On Mon, Dec 23, 2019, 12:26 Carter Schonwald <carter.schonwald@gmail.com> wrote:
i agree  with richard here:

i'd even say it more strongly:
totality is a global property, any "local only " mechanism will backfire on some valid total code.

worst of all: any theorem prover extracted code will be rejected :)
(well, at least the sort coq/agda extract to, isabelle/hol code tends to have less unsafe coerce party time, though still would likely fail any "local" totally rules of thumb).

On Mon, Dec 23, 2019 at 10:48 AM Richard Eisenberg <rae@richarde.dev> wrote:
I have not seen a serious proposal for TotalHaskell before. It would be a great thing to have, but my guess is that at least two PhD students would have to be sacrificed to the cause. There are *many* ways that Haskell is a non-total language.

Here are a few:

- general recursion (including definitions like loop = loop)
  - well-founded recursion (where the recursive calls are on structurally smaller arguments) is ok, though
    - but not on infinite data
  - well-guarded corecursion (like `ones = 1 : ones`) is also ok
  - recursive type-class dictionaries allows (I think) unbounded recursion
- exceptions
- incomplete pattern matches
  - unless GADT restrictions say that the match is actually total
- incomplete uni-pattern matches
  - unless GADT restrictions say that the match is actually total
- partial record selectors
- non-strictly-positive datatypes
- Typeable allows you to simulate non-strictly-positive datatypes (see Sec. 7 of https://repository.brynmawr.edu/cgi/viewcontent.cgi?article=1002&context=compsci_pubs)
- Girard's paradox (because we have Type :: Type), though it is not known whether this is encodable in Haskell.
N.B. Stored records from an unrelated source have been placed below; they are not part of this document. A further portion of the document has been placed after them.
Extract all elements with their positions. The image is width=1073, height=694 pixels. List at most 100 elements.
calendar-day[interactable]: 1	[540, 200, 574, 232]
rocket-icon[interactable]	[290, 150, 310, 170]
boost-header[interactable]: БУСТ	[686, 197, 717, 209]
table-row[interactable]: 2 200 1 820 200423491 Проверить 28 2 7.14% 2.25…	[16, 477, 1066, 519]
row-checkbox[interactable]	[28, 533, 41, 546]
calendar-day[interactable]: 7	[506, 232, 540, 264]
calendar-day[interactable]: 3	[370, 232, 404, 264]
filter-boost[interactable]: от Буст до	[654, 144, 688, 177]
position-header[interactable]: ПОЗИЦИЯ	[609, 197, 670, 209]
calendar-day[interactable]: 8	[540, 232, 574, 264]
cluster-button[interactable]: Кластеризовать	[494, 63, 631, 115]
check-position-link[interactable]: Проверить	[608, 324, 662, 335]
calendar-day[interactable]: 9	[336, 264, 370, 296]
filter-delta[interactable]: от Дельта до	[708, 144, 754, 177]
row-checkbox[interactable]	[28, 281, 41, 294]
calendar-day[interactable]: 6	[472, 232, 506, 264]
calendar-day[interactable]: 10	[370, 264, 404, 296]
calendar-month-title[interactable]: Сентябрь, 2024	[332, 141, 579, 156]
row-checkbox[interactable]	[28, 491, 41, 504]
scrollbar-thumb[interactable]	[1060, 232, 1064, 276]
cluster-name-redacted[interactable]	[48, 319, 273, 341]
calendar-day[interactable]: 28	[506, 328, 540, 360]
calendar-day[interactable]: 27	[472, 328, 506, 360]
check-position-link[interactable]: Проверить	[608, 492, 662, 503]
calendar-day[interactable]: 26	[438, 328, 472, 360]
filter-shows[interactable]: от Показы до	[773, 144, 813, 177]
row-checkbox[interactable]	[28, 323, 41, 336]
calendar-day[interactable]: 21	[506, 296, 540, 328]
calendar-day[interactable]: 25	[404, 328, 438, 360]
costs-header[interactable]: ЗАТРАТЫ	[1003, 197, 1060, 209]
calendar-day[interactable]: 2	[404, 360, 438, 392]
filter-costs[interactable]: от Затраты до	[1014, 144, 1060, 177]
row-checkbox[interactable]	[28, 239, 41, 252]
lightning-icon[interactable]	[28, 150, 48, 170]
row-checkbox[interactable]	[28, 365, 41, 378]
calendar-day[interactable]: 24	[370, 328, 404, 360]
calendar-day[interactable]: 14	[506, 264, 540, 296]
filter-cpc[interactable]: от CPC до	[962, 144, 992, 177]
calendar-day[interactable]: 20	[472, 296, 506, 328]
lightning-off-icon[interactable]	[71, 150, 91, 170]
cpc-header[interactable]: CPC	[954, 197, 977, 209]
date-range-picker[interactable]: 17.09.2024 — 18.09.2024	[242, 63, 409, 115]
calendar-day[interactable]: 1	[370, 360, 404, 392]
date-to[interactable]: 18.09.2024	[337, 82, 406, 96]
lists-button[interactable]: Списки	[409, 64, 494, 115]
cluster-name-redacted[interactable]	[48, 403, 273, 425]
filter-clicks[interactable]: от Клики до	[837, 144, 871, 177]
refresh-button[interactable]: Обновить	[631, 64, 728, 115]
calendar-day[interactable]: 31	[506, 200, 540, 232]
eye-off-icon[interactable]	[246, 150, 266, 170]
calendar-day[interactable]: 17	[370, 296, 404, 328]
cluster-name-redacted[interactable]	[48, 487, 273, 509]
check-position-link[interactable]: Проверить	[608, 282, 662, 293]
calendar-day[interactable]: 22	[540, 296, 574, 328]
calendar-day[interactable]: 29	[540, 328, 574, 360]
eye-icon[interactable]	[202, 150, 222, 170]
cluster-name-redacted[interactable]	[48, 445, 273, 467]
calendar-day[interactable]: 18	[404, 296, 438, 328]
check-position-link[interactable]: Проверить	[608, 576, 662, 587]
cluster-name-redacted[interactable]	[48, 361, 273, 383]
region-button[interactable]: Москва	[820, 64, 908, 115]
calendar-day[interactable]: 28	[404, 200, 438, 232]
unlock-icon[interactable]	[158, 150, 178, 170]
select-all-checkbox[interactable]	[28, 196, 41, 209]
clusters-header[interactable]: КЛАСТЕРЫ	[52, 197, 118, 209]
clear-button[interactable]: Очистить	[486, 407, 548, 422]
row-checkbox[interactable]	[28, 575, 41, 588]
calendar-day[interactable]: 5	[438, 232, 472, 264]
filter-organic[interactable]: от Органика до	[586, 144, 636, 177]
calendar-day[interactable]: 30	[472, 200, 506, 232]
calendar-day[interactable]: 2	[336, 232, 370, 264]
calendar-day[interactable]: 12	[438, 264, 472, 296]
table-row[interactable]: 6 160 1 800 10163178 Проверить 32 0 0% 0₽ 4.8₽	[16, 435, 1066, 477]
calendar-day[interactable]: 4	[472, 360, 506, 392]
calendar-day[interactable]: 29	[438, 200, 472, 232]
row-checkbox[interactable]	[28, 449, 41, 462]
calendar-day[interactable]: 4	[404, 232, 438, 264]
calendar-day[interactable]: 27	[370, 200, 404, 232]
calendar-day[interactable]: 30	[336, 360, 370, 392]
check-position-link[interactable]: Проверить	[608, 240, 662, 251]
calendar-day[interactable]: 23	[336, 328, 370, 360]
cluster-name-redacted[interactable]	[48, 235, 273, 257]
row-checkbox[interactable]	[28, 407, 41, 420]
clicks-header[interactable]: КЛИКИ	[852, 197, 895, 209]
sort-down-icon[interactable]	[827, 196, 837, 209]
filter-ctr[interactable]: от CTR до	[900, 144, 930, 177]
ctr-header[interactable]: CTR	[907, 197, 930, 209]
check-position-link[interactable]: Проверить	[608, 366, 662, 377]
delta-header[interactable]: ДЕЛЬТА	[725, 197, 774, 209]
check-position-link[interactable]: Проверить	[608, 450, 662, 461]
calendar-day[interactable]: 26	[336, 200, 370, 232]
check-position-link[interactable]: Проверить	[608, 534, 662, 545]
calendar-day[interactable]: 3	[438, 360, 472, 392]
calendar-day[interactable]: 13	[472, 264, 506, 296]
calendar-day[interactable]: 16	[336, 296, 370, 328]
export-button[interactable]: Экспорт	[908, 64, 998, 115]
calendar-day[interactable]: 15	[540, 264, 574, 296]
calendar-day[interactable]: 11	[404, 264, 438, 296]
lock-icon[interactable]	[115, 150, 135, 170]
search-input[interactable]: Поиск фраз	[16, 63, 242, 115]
See https://link.springer.com/chapter/10.1007/BFb0014058
- -fdefer-type-errors

Some of these are easy enough to stamp out, but others may be harder. And I'm sure I'm missing some cases. I am *not* trying to say we shouldn't do anything in this direction -- far from it. However, one should proceed in this direction with eyes open.

Richard

> On Dec 23, 2019, at 8:12 AM, Vilem Liepelt <vliepelt@futurefinance.com> wrote:
>
>
>> I assume a TotalHaskell pragma was proposed in the past. Would this help?
>
> Yes, in fact I think this is even better. Does "total" refer to exhaustive pattern matching and absence of (possible) exceptions?
>
> We might want to have such a pragma on a function-by-function basis as well as whole-module.
>
> My company has committed to letting me work on GHC a couple of days each month, so I'd be up to work on this, although I'd need someone to hold my hand as I haven't done this before.